2. Open-ended quiz

Checking criteria: (1) application of the course materials discussed after midterm, (2) concreteness, (3) originality, (4) [no] jumps in the protocol procedure, (5) possibility of performance calculation of the designed scheme, (6) meeting the design requirements

 

Q. Suppose a communication channel induces the following type of errors. Once an error occurs at a bit position, the next bit will also suffer an error with probability 0.9. On the other hand, if a bit does not have an error, the next bit is also clean with probability 0.9. Design your CRC tailored for a communication mechanism using this channel. Mathematically analyze your proposed CRC mechanism in terms of its error detecting capability. 

 

 

A. Data word : d(x), Codeword : c(x), Generator : g(x), Syndrome : s(x), Error : e(x). It is about having a high probability of error detection. Therefore, it is necessary to first analyze e(x) occurring in the channel presented in the problem. While learning standard CRC, we learned how to mathematically verify g(x) suitable for single bit error, two isolated single bit error, odd number of error, and brust error.

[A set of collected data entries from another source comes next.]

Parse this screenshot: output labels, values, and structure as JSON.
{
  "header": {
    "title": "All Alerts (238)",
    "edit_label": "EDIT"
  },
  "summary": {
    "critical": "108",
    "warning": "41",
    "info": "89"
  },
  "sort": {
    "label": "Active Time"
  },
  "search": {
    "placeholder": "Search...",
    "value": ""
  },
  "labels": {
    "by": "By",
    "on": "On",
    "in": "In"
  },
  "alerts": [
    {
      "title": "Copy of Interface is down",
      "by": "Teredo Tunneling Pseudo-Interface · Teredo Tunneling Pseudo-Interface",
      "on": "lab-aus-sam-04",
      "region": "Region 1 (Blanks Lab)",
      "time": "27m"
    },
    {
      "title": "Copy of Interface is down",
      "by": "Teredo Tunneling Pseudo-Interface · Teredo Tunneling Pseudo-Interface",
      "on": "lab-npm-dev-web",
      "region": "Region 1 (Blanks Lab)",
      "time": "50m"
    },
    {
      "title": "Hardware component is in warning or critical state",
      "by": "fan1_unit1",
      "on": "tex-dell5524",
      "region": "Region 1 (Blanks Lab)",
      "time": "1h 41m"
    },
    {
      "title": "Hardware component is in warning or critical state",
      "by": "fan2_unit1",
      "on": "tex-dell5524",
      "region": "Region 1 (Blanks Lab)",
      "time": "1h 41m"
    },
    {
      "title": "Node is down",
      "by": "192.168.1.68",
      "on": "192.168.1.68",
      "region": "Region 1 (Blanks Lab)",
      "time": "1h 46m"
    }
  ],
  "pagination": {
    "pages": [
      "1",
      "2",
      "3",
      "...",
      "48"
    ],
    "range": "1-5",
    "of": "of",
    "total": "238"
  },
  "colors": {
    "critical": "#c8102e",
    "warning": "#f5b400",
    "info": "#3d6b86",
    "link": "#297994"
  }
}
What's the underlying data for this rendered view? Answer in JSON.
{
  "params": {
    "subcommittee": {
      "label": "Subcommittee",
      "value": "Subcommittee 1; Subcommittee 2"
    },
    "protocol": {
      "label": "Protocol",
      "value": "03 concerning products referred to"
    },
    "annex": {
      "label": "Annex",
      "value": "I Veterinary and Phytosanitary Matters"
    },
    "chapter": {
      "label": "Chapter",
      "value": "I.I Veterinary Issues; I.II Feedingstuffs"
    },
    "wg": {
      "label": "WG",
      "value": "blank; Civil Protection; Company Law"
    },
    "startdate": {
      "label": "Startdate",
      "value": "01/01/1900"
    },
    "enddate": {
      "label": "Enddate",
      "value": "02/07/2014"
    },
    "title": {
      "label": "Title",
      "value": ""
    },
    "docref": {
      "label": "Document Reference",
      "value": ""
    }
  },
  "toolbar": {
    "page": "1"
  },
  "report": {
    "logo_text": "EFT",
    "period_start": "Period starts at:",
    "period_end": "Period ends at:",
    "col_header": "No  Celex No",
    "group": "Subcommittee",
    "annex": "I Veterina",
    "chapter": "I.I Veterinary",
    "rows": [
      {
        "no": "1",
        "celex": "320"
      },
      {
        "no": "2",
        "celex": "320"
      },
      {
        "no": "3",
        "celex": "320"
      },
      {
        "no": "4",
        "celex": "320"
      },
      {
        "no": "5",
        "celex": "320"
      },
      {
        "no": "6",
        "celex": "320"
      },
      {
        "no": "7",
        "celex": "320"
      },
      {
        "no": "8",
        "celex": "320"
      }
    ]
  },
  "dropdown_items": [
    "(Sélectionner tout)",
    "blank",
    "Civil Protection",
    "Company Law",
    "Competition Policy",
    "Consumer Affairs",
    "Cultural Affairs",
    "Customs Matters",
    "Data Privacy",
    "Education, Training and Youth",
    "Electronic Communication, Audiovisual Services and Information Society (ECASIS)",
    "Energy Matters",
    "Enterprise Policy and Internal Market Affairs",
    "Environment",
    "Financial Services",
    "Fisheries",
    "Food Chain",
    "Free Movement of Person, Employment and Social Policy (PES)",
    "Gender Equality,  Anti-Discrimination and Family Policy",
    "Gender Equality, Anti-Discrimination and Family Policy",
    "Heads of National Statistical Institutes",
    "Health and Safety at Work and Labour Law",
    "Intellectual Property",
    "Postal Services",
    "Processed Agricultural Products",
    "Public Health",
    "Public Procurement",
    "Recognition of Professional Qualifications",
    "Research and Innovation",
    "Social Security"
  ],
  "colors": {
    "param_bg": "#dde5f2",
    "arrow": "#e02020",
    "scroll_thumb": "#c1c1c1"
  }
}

The error of the current channel should increase the detection probability for the Brust error among the above 4 errors. When E(x) = x ^ i (x ^ (j - i) +  … + 1), the condition of g(x) is x ^ (j - i) + … while handling single bit errors well. + 1 is not divided. Now consider the following three cases.

 

• If j - i < r, the remainder can never be zero. Any brust errors shorter than the acknowledgment bit r are detected.
• If j - i = r, syndrome = 0 and no error is detected. In this case, the probability of an undetected burst error of length r+1 will be calculated later.
• If j - i > r, syndrome = 0 and no error is detected. In this case too, we will calculate the probability that a burst error with a length greater than r+1 will not be detected.

 

Also in general a good generator is

• It has the above clauses.
• The coefficient of x^0 is 1.
• Do not divide by x^t+1 for t values ​​between 2 and n-1.
• It has (x+1) as a factor.

, which also satisfies g(x) will be designed.

 

The following result is the calculation of the probability of an error occurring up to the 32-n bit when an error occurs in the 32nd bit. (That is, the probability that a burst error of length 32-n occurs) If you look at the probability, you can see that the burst error occurs with a very high probability. This supports the validity of this solution focusing on the burst error.

 

Similar to CRC-32, we can devise g(x) = x^32+ x^31+x^24+x^23+x^16+x^12+x^9+x^5+x+1 have. Of course, a smaller size g(x) such as CRC-8 and CRC-16 can also be used, but in that case, the probability of 2 or 3 increases slightly. Also, since CRC is a HW scheme rather than a SW scheme, there is only a difference in cost even if the size is increased, so it is desirable to select g(x) of a rather large size.

 

The probability of 2 and 3 was calculated in the textbook of this lecture. Based on this, it can be thought that the probability will be reduced than (1/2)^30 in the next channel where the probability is specifically determined. Because the probability calculated in the textbook was calculated as 1/2 the probability that each bit had an error. The current situation can be seen from the above photo, but as the error size increases, it becomes closer to 1/2. Considering the arithmetic mean inequality, we can at least guarantee that the probability is less than the probability calculated in the book ( ex)4/2*2/4 = 4 / 16 > 1/4*3/4 = 3/16) Therefore, cases 2 and 3 are very rare cases.